Welcome back! For the past ten episodes we've been working exclusively in 2D: classifying flat images, drawing bounding boxes on flat images, segmenting flat images pixel by pixel, reading text off flat images, analyzing sequences of flat images (video), and generating or editing flat images with diffusion models. Everything so far in the computer vision arc has operated on a fundamentally two-dimensional representation of the world.

But the world is NOT flat. Objects have depth. They have volume, surfaces, and spatial relationships that a single 2D image can only hint at. A self-driving car needs to know not just that there's a pedestrian in the frame, but how far away that pedestrian is. An AR headset needs to understand the 3D geometry of a room so it can place virtual objects on real tables without them floating in mid-air. A robotic arm needs to know the exact 3D shape and position of an object before it can grasp it reliably.

3D vision bridges the gap between 2D pixel understanding (what we've been doing) and real-world spatial reasoning (what machines actually need for physical interaction). This episode covers the key techniques -- from estimating depth out of flat pictures, through representing 3D data as point clouds, all the way to reconstructing entire 3D scenes from nothing but a handful of photographs ;-)

Depth estimation: how far is everything?

The most basic 3D vision task: given a 2D image, estimate the distance from the camera to every pixel. This produces a depth map -- an image where pixel brightness corresponds to distance.

Monocular depth estimation predicts depth from a single RGB image. This is technically an ill-posed problem -- a single 2D picture contains insufficient information to determine exact 3D geometry. The model has to rely on learned priors: perspective cues (parallel lines converging toward a vanishing point), relative object size (a car that appears tiny is probably far away), texture gradients (surfaces farther away show finer texture patterns), and occlusion (if object A partially covers object B, A is closer).

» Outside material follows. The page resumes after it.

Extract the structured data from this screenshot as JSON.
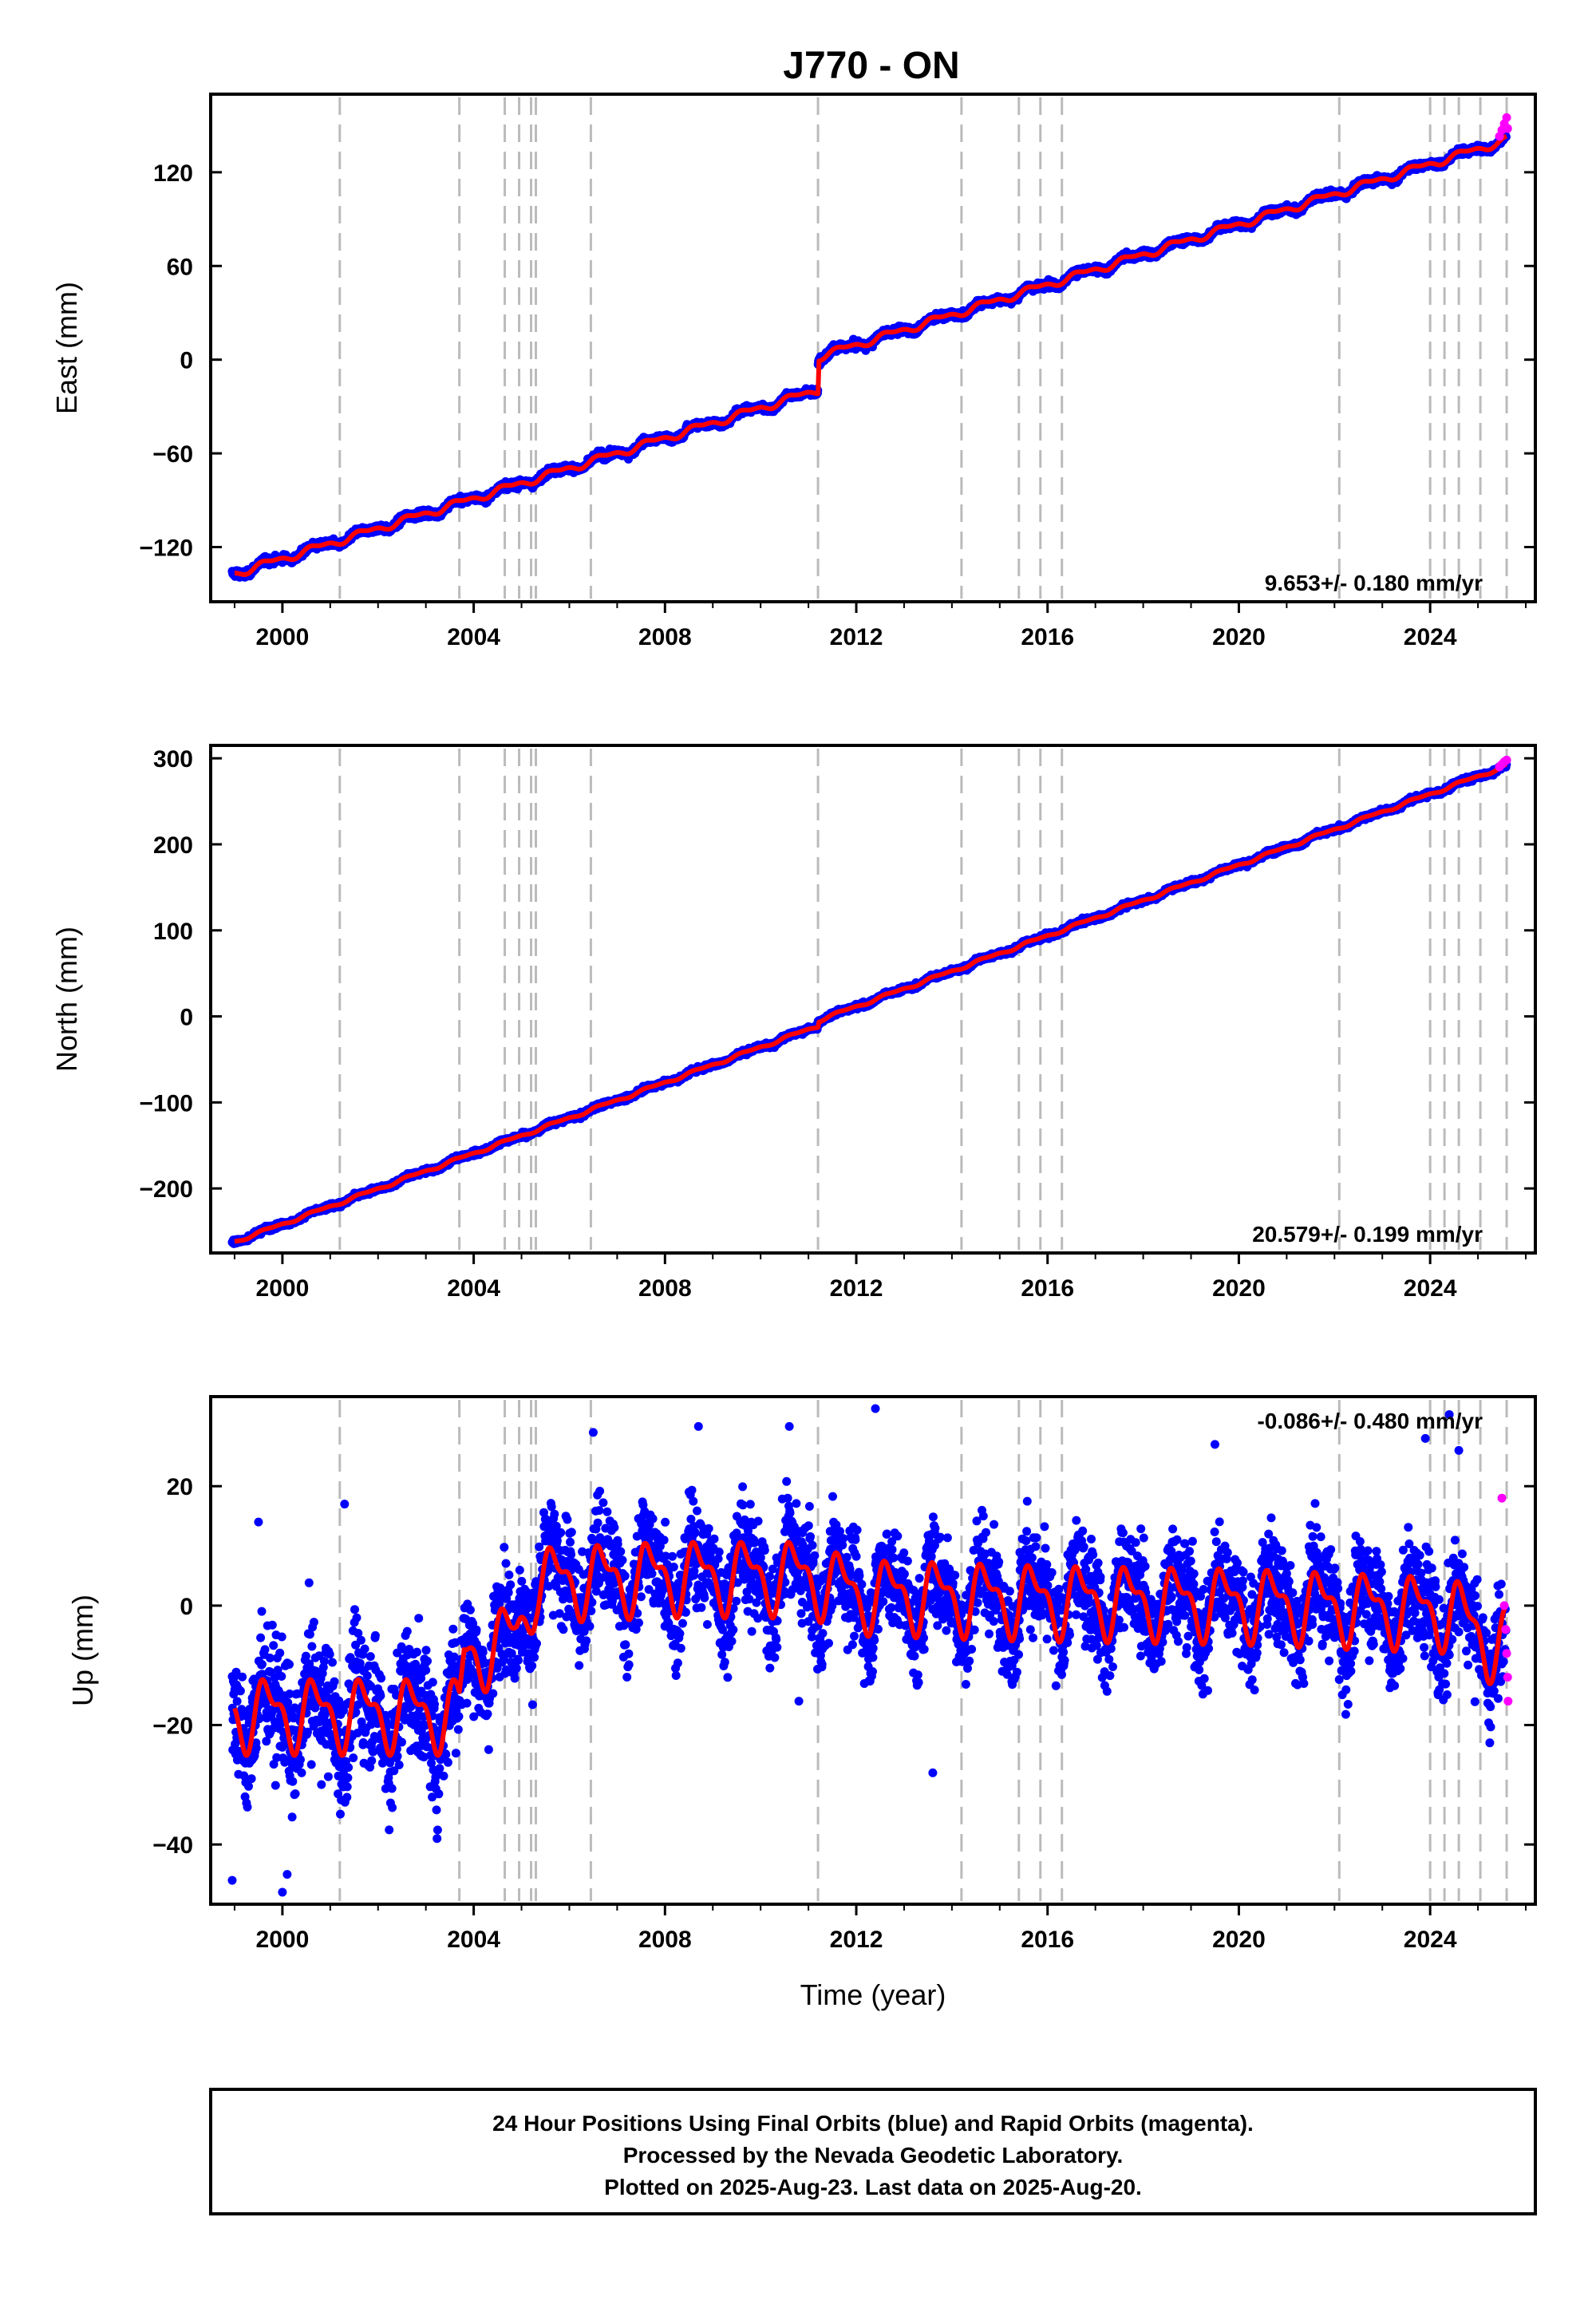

MiDaS (from Intel ISL) is the standard monocular depth model. It uses a DPT (Dense Prediction Transformer) backbone -- essentially a Vision Transformer (episode #54) adapted for pixel-level predictions:

import torch
import cv2
import numpy as np

# MiDaS: the standard monocular depth model
model = torch.hub.load(
    "intel-isl/MiDaS", "DPT_Large")
model.eval()

transform = torch.hub.load(
    "intel-isl/MiDaS",
    "transforms").dpt_transform

image = cv2.imread("street.jpg")
image_rgb = cv2.cvtColor(
    image, cv2.COLOR_BGR2RGB)
input_tensor = transform(
    image_rgb).unsqueeze(0)

with torch.no_grad():
    depth = model(input_tensor)
    depth = torch.nn.functional.interpolate(
        depth.unsqueeze(1),
        size=image.shape[:2],
        mode="bilinear",
        align_corners=False
    ).squeeze()

depth_np = depth.numpy()
# Normalize for visualization
# (inverse depth: closer = brighter)
depth_vis = cv2.normalize(
    depth_np, None, 0, 255,
    cv2.NORM_MINMAX).astype(np.uint8)
depth_colored = cv2.applyColorMap(
    depth_vis, cv2.COLORMAP_INFERNO)
cv2.imwrite("depth_map.png", depth_colored)

MiDaS produces relative depth -- it tells you that object A is closer than object B, but not the exact metric distance in meters. For autonomous driving and robotics, you need metric depth (actual meters), which requires either stereo cameras, LiDAR data for training supervision, or camera calibration information.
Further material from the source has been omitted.